Chatterbox jumped to an unfair conclusion last week when he said that the following remark by White House spokesman Joe Lockhart was a dig at Jesse Jackson: "At least one of [the ministers Clinton has consulted about his marital infidelity] has not made a secret of the fact that he's talked to the president." (See "More on the Clintons and Psychotherapy.") A reader has informed Chatterbox that J. Philip Wogaman, pastor of the Foundry United Methodist Church in Washington, has written a whole book about ministering to Clinton during Flytrap called From the Eye of the Storm. It was published in January to coincide with the impeachment hoopla. Chatterbox can't bring himself to take a look at this book, but here's a snippet from Wogaman's own rather Uriah Heep-esque description of it on Amazon.com:
The book's subtitle is, "A Pastor to the President Speaks Out," but I hasten to say that it does not betray pastoral confidences. [Oh, Philip, you're such a tease!] I also want it understood that book royalties go to charities because I do not believe it is right to profit by this national tragedy. I hope it will help readers understand the deeper implications of the presidential impeachment controversy ... I have sometimes felt I truly was in the "eye of the storm." The book draws upon that experience, although it does not invade private pastoral conversations. I have taken up issues related to love and sex, repentance and forgiveness, and the relationship between personal character and public responsibility in political leaders.

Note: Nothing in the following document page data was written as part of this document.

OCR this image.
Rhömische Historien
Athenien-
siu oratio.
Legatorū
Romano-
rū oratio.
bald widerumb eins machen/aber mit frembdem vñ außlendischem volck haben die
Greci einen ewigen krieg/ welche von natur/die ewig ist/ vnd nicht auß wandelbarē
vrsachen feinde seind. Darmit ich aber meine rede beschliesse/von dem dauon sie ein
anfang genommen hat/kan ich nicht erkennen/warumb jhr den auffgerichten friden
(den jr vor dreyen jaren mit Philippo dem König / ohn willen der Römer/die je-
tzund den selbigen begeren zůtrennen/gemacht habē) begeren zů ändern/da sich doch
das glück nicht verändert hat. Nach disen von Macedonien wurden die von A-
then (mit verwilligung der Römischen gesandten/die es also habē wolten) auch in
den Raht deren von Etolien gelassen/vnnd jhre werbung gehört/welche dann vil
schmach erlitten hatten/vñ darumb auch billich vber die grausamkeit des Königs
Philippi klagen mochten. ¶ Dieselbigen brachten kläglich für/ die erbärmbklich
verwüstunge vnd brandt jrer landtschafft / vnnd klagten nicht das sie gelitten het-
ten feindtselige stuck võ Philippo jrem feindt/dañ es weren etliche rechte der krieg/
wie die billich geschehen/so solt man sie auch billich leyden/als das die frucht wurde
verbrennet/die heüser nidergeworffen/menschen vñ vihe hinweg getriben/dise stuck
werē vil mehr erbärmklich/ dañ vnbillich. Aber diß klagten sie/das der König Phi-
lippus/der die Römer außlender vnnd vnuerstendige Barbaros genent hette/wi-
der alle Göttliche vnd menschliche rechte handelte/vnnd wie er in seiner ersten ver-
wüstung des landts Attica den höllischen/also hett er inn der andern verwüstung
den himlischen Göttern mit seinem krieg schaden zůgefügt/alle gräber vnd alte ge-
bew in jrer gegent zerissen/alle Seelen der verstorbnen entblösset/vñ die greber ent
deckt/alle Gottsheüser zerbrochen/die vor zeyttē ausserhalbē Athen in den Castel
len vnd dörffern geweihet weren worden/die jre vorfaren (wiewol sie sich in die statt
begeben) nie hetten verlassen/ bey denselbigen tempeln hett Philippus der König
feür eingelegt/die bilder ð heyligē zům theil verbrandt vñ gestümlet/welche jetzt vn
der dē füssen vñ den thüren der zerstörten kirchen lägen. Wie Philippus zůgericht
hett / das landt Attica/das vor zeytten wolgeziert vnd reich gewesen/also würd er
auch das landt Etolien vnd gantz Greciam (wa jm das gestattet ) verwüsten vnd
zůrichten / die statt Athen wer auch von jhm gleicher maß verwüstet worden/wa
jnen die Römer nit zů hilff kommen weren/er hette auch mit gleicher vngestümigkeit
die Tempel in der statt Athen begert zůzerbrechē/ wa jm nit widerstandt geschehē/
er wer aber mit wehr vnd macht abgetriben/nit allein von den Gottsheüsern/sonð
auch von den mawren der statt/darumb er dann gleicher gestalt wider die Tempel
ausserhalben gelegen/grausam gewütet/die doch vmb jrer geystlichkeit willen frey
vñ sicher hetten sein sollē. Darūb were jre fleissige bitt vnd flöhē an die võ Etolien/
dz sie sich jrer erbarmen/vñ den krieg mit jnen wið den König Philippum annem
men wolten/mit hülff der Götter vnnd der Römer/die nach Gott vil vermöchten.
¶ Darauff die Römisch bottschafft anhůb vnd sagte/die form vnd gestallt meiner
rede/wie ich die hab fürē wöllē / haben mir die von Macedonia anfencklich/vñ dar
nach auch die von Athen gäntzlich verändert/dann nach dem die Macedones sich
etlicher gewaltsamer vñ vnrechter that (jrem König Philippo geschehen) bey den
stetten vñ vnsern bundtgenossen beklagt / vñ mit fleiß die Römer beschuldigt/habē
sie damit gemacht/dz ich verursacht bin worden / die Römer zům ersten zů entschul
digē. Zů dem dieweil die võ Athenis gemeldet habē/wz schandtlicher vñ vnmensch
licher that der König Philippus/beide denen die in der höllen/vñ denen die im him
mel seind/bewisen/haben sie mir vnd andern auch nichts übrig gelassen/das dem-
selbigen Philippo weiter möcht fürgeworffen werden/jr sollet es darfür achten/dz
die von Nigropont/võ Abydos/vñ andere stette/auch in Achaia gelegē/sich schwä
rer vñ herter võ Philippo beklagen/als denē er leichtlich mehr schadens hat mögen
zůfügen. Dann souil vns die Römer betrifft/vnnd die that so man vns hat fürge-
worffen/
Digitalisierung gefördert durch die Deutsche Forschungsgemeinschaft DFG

Clearly, Jesse Jackson is nowhere near being the biggest and most sanctimonious self-promoter among Clinton's inner circle of ministers/marriage counselors. Incidentally, one advantage Clinton would enjoy if he were seeing a secular psychotherapist would be a professional code of ethics that would come down much harder on anyone who pulled this sort of stunt. A more cynical possibility that Chatterbox can't bring himself to believe is that Clinton actually encouraged Wogaman to write this book to help keep his poll numbers up.